ER may not be the best place to get a real perspective on nursing as a caring and nuturing profession. The nurses in E.R. are on the front lines of some of the most manipulative, abusive, and downright evil people that nurses ever have to deal with. I would become a bit jaded working in that pit of dispair. In addition, at least at my hospital, ER nursing is given very little autonomy. You don't scratch your nose without an order from an attending ER doc. When nurses are made powerless by the phylosophy of the unit it always drags down the drive to provide optimal care. See if you can shadow in L&D or even a good med surg floor. They would be happy for the help and you mignt get a better impression of nursing.
I am sorry to have upset some of you and honestly did not intend on stirring the ****. I had a talk with a friend that has been a nurse for over 20 years, 11 years in the ED. She was explaining how and why the reality or nursing is not what many new nurses expect.
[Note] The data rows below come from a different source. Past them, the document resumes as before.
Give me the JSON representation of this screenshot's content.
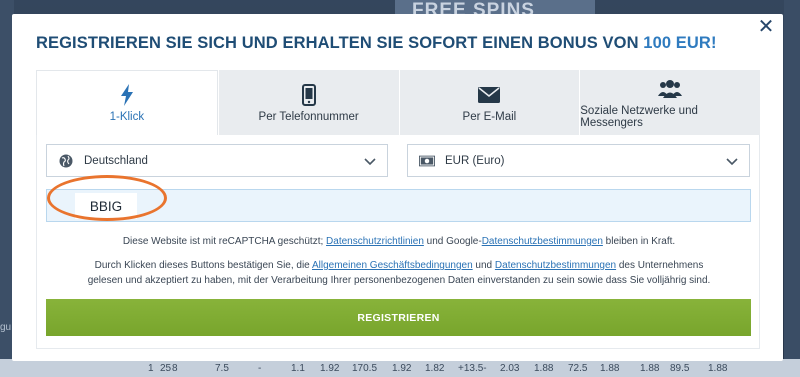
{
  "background": {
    "banner_text": "FREE SPINS",
    "left_label": "gu",
    "bottom_row": [
      "1",
      "25",
      "8",
      "7.5",
      "-",
      "1.1",
      "1.92",
      "170.5",
      "1.92",
      "1.82",
      "+13.5-",
      "2.03",
      "1.88",
      "72.5",
      "1.88",
      "1.88",
      "89.5",
      "1.88"
    ]
  },
  "modal": {
    "close_symbol": "✕",
    "title_prefix": "REGISTRIEREN SIE SICH UND ERHALTEN SIE SOFORT EINEN BONUS VON ",
    "title_amount": "100 EUR!",
    "tabs": [
      {
        "label": "1-Klick",
        "icon": "lightning-icon",
        "active": true
      },
      {
        "label": "Per Telefonnummer",
        "icon": "phone-icon",
        "active": false
      },
      {
        "label": "Per E-Mail",
        "icon": "envelope-icon",
        "active": false
      },
      {
        "label": "Soziale Netzwerke und Messengers",
        "icon": "people-icon",
        "active": false
      }
    ],
    "country_select": {
      "value": "Deutschland",
      "icon": "globe-icon"
    },
    "currency_select": {
      "value": "EUR (Euro)",
      "icon": "banknote-icon"
    },
    "promo_code": "BBIG",
    "notice1": {
      "part1": "Diese Website ist mit reCAPTCHA geschützt; ",
      "link1": "Datenschutzrichtlinien",
      "part2": " und Google-",
      "link2": "Datenschutzbestimmungen",
      "part3": " bleiben in Kraft."
    },
    "notice2": {
      "part1": "Durch Klicken dieses Buttons bestätigen Sie, die ",
      "link1": "Allgemeinen Geschäftsbedingungen",
      "part2": " und ",
      "link2": "Datenschutzbestimmungen",
      "part3": " des Unternehmens",
      "line2": "gelesen und akzeptiert zu haben, mit der Verarbeitung Ihrer personenbezogenen Daten einverstanden zu sein sowie dass Sie volljährig sind."
    },
    "register_label": "REGISTRIEREN",
    "colors": {
      "accent": "#2a72b5",
      "title": "#1f4d75",
      "button": "#7fac34",
      "highlight": "#e9742e"
    }
  }
}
And you know my husband asked me how I felt about firefighters, regarding the down time they have between calls, and then I realized what I had wrong all along, this is my first experience and I dont know what I was expecting, but obviously I needed to consider (the obvious) fact that it was the EMERGENCY dept, not mother/baby unit. That's these are situations where you dont necessarily have the time to bond with a patient, just a smile or a pat on the back or holding a hand to show you care, may be the extent of outward "care" that time allows. And, that does not mean that you care less than another nurse, it just means you have to put it in perspective for the unit you are on and the limitations on time and energy that one person can possibly shell out. I dont know if what I am saying makes any sense, and I know with time I will understand it better and be able to articulate my thought processes better, but for now, I can say I will have a whole different attitude and will open my mind and my eyes to all aspects of nursing that I am fortunate enough to experience so early on.Thanks again to all that commented, good or bad, it honestly has helped me and I appreciate your taking the time to give your input.:heartbeat
RN2B - You started out by saying please don't hate me but... some of the comments made by others were unnecessary. I think, every situation and every incidence at work will bring out the best and worst in you, whether or not it is a positive thing , or negative thing. You just find your own niche and go with it!
I hope I was not offensive to you!!!!! Anne, RNC
tencat
1,350 Posts
ERs, especially in a big city, are war zones. I think nurses in these positions must be efficient and 'cool' to survive, or they would be overwhelmed by the horrible tragedies they see every single day and wouldn't be able to be ER nurses. Something is wrong with the system, not the nurses. I don't know what the answers are, but until hospitals figure out a way to fix the ER problem, things aren't getting better.